Southwest Cancels 60 Percent Of Flights Day After Christmas
As of about 8:20 pm ET on Dec. 26, over two-thirds of all US flights canceled came from Southwest Airlines, according to the FlightAware Misery Map.
On Dec. 27, more than 60 percent of Southwest’s scheduled flights were canceled. It doesn’t look like there will be any relief on Southwest leading up to New Year’s Eve.
While there are delays and cancellations on all major U.S. airlines, Southwest has the worst luck with flight cancellations and delays, only scratching the surface of the carrier’s problems.
According to Simply Flying, Southwest has trouble managing baggage as customers take to social media to vent about misplaced baggage.

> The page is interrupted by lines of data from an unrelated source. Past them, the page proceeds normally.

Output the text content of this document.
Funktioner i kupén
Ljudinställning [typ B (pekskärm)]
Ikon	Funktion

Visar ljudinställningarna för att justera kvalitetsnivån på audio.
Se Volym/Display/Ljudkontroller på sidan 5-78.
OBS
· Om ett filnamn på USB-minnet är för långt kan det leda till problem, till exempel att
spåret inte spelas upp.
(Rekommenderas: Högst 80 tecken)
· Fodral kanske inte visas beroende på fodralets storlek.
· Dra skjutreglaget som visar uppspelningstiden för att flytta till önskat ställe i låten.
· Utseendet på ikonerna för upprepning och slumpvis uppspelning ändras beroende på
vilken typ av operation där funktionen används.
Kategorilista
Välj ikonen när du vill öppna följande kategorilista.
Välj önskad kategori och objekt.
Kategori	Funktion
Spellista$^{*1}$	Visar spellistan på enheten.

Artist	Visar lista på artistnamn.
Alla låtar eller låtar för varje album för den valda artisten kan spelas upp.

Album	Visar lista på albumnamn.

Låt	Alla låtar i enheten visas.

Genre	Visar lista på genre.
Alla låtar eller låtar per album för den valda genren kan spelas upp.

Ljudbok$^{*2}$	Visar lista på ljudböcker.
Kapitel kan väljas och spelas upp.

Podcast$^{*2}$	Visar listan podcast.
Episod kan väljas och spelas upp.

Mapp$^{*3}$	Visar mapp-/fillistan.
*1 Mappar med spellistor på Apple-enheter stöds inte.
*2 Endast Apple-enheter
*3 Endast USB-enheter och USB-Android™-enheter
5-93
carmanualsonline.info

Customers are also having a hard time getting in contact with customer service representatives to rebook flights.
The issues are expected to calm down the first week of the New Year – a long time to be stranded.
The Federal Aviation Administration Express Safety Concerns With Southwest
To make matters worse for Southwest, the Federal Aviation Administration (FAA) has some serious concerns about how the airline’s oversight efforts are being handled.
The safety concerns were brought to light after the Wall Street Journal obtained internal FAA documents.
“About three-quarters of respondents said the culture in the FAA’s Dallas-area office that oversees Southwest hasn’t improved in recent years, after concerns had been raised regarding its oversight of the airline, according to an internal November survey report.
The documents show that some FAA employees questioned the office’s commitment to safety.